O significado da etiqueta description=* é, claro, descrição (caso de “sede” escrito em letras minúsculas) e o de name=* é o de nome próprio (caso de “Sede” com inicial maiúscula). Conforme o manual de boas práticas do OSM, name=* precisa ser verificável, e o problema que temos é que as únicas duas fontes verificáveis que temos - shapefiles do IBGE e histórico do município do IBGE -, sugerem que o nome próprio desses distritos é o mesmo do município e que “sede” é uma descrição (o texto geramente fala em “distrito sede” com ou sem hífen e sem inicial maiúscula). Se faria a exceção, claro, pros municípios que possuem lei municipal ou estadual definindo claramente o nome do distrito-sede. Mas não é o caso da maioria dos municípios sem subdivisão em distritos (ou, se preferir a definição do IBGE, que possuem apenas um único distrito), mesmo no RS. Havendo lei, até mesmo um municípío com um único distrito poderia ter esse distrito denominado “Sede”, contanto que conste na lei assim, pra podermos respaldar a nossa decisão de divergir do dado oficial do IBGE.

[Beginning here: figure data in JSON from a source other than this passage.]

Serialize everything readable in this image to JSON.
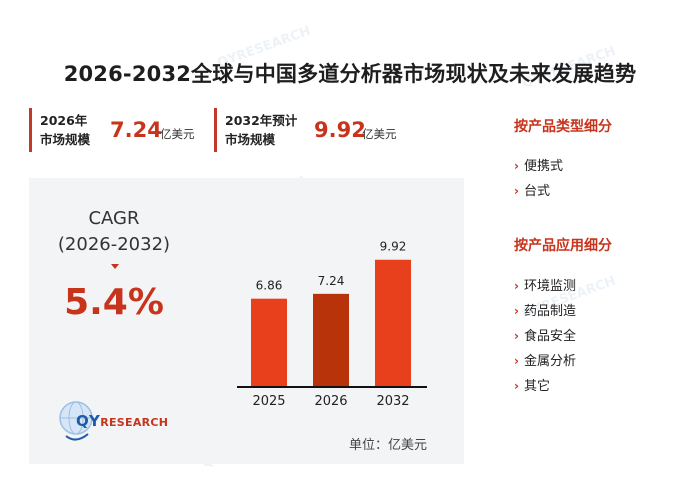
{
  "title": "2026-2032全球与中国多道分析器市场现状及未来发展趋势",
  "stats": [
    {
      "label_line1": "2026年",
      "label_line2": "市场规模",
      "value": "7.24",
      "unit": "亿美元"
    },
    {
      "label_line1": "2032年预计",
      "label_line2": "市场规模",
      "value": "9.92",
      "unit": "亿美元"
    }
  ],
  "cagr": {
    "label": "CAGR",
    "period": "(2026-2032)",
    "value": "5.4%"
  },
  "unit_note": "单位：亿美元",
  "logo": {
    "prefix": "QY",
    "suffix": "RESEARCH"
  },
  "colors": {
    "accent": "#c8331c",
    "bar": "#e8401c",
    "bar_highlight": "#b8320a",
    "panel": "#f3f4f6"
  },
  "sidebar": {
    "sections": [
      {
        "heading": "按产品类型细分",
        "items": [
          "便携式",
          "台式"
        ]
      },
      {
        "heading": "按产品应用细分",
        "items": [
          "环境监测",
          "药品制造",
          "食品安全",
          "金属分析",
          "其它"
        ]
      }
    ]
  },
  "chart_data": {
    "type": "bar",
    "categories": [
      "2025",
      "2026",
      "2032"
    ],
    "values": [
      6.86,
      7.24,
      9.92
    ],
    "value_labels": [
      "6.86",
      "7.24",
      "9.92"
    ],
    "highlight_index": 1,
    "ylim": [
      0,
      11
    ],
    "title": "",
    "xlabel": "",
    "ylabel": "",
    "grid": false,
    "legend": "none"
  }
}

“No lugar de” não, mas “junto de” sim.

Eu não espero ver isso no Nominatim já que ele atende o planeta todo, mas de fato é fácil fazer isso na aplicação.

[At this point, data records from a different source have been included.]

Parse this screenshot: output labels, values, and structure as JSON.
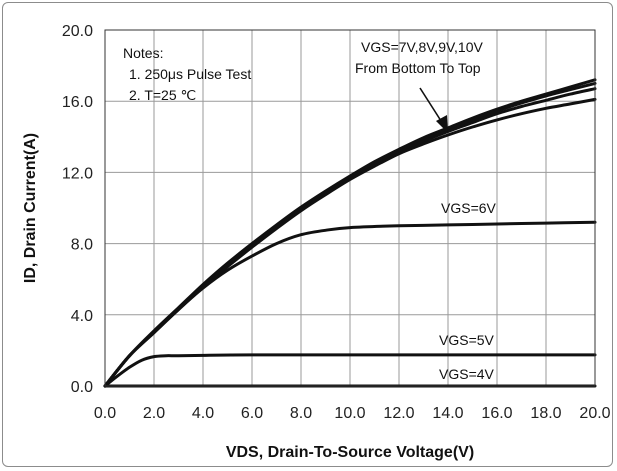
{
  "chart_data": {
    "type": "line",
    "xlabel": "VDS,  Drain-To-Source Voltage(V)",
    "ylabel": "ID,  Drain Current(A)",
    "xlim": [
      0,
      20
    ],
    "ylim": [
      0,
      20
    ],
    "xticks": [
      "0.0",
      "2.0",
      "4.0",
      "6.0",
      "8.0",
      "10.0",
      "12.0",
      "14.0",
      "16.0",
      "18.0",
      "20.0"
    ],
    "yticks": [
      "0.0",
      "4.0",
      "8.0",
      "12.0",
      "16.0",
      "20.0"
    ],
    "grid": true,
    "notes": [
      "Notes:",
      "1. 250μs  Pulse Test",
      "2. T=25 ℃"
    ],
    "annotations": {
      "top_group_line1": "VGS=7V,8V,9V,10V",
      "top_group_line2": "From Bottom To Top",
      "vgs6": "VGS=6V",
      "vgs5": "VGS=5V",
      "vgs4": "VGS=4V"
    },
    "series": [
      {
        "name": "VGS=10V",
        "x": [
          0,
          1,
          2,
          3,
          4,
          5,
          6,
          7,
          8,
          9,
          10,
          11,
          12,
          13,
          14,
          15,
          16,
          17,
          18,
          19,
          20
        ],
        "y": [
          0,
          1.7,
          3.1,
          4.4,
          5.7,
          6.9,
          8.0,
          9.05,
          10.05,
          10.95,
          11.8,
          12.6,
          13.3,
          13.95,
          14.5,
          15.05,
          15.55,
          16.0,
          16.4,
          16.8,
          17.2
        ]
      },
      {
        "name": "VGS=9V",
        "x": [
          0,
          1,
          2,
          3,
          4,
          5,
          6,
          7,
          8,
          9,
          10,
          11,
          12,
          13,
          14,
          15,
          16,
          17,
          18,
          19,
          20
        ],
        "y": [
          0,
          1.7,
          3.05,
          4.35,
          5.65,
          6.85,
          7.95,
          9.0,
          10.0,
          10.9,
          11.75,
          12.55,
          13.25,
          13.85,
          14.4,
          14.95,
          15.45,
          15.9,
          16.3,
          16.65,
          17.0
        ]
      },
      {
        "name": "VGS=8V",
        "x": [
          0,
          1,
          2,
          3,
          4,
          5,
          6,
          7,
          8,
          9,
          10,
          11,
          12,
          13,
          14,
          15,
          16,
          17,
          18,
          19,
          20
        ],
        "y": [
          0,
          1.7,
          3.05,
          4.3,
          5.6,
          6.8,
          7.9,
          8.95,
          9.95,
          10.85,
          11.7,
          12.45,
          13.15,
          13.75,
          14.3,
          14.8,
          15.3,
          15.7,
          16.05,
          16.4,
          16.7
        ]
      },
      {
        "name": "VGS=7V",
        "x": [
          0,
          1,
          2,
          3,
          4,
          5,
          6,
          7,
          8,
          9,
          10,
          11,
          12,
          13,
          14,
          15,
          16,
          17,
          18,
          19,
          20
        ],
        "y": [
          0,
          1.7,
          3.0,
          4.3,
          5.55,
          6.7,
          7.8,
          8.85,
          9.85,
          10.75,
          11.6,
          12.35,
          13.05,
          13.6,
          14.1,
          14.55,
          14.95,
          15.3,
          15.6,
          15.85,
          16.1
        ]
      },
      {
        "name": "VGS=6V",
        "x": [
          0,
          1,
          2,
          3,
          4,
          5,
          6,
          7,
          8,
          9,
          10,
          12,
          14,
          16,
          18,
          20
        ],
        "y": [
          0,
          1.7,
          3.0,
          4.3,
          5.5,
          6.5,
          7.3,
          8.0,
          8.5,
          8.75,
          8.9,
          9.0,
          9.05,
          9.1,
          9.15,
          9.2
        ]
      },
      {
        "name": "VGS=5V",
        "x": [
          0,
          0.5,
          1,
          1.5,
          2,
          2.5,
          3,
          4,
          6,
          10,
          20
        ],
        "y": [
          0,
          0.55,
          1.05,
          1.45,
          1.65,
          1.7,
          1.7,
          1.72,
          1.75,
          1.75,
          1.75
        ]
      },
      {
        "name": "VGS=4V",
        "x": [
          0,
          20
        ],
        "y": [
          0,
          0
        ]
      }
    ]
  }
}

Se eles existem ou não vai depender de como interpretamos esta lei. Ela diz que a criação ou supressão de distritos e subdistritos “dependerão sempre de aprovação das Câmaras Municipais interessadas, através de resolução aprovada, no mínimo, pela maioria absoluta dos seus membros”. Mais adiante, diz que o IBGE deve ser consultado “sobre inexistência de topônimo correlato” ao alterar o nome de um território. Não diz que o IBGE tem autoridade para estabelecer a existência de distritos que não foram criados por lei municipal/estadual. Esta outra lei também não confere essa autoridade ao IBGE.

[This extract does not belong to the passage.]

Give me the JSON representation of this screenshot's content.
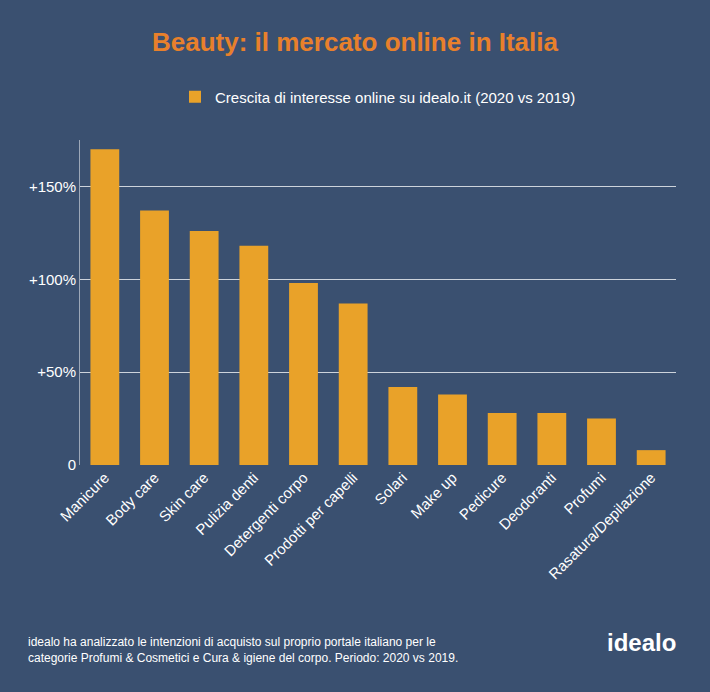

Eu prefiro acreditar que as definições do IBGE não são arbitrárias e que os distritos municipais únicos existem por algum motivo que não seja simplesmente fazer algum software cartográfico deles funcionar melhor. Só não sei a razão ainda. Mas se formos deixar a semântica um pouco de lado e olhar pelo lado pragmático, isso nos causa problemas e não acrescenta nada útil ao mapa.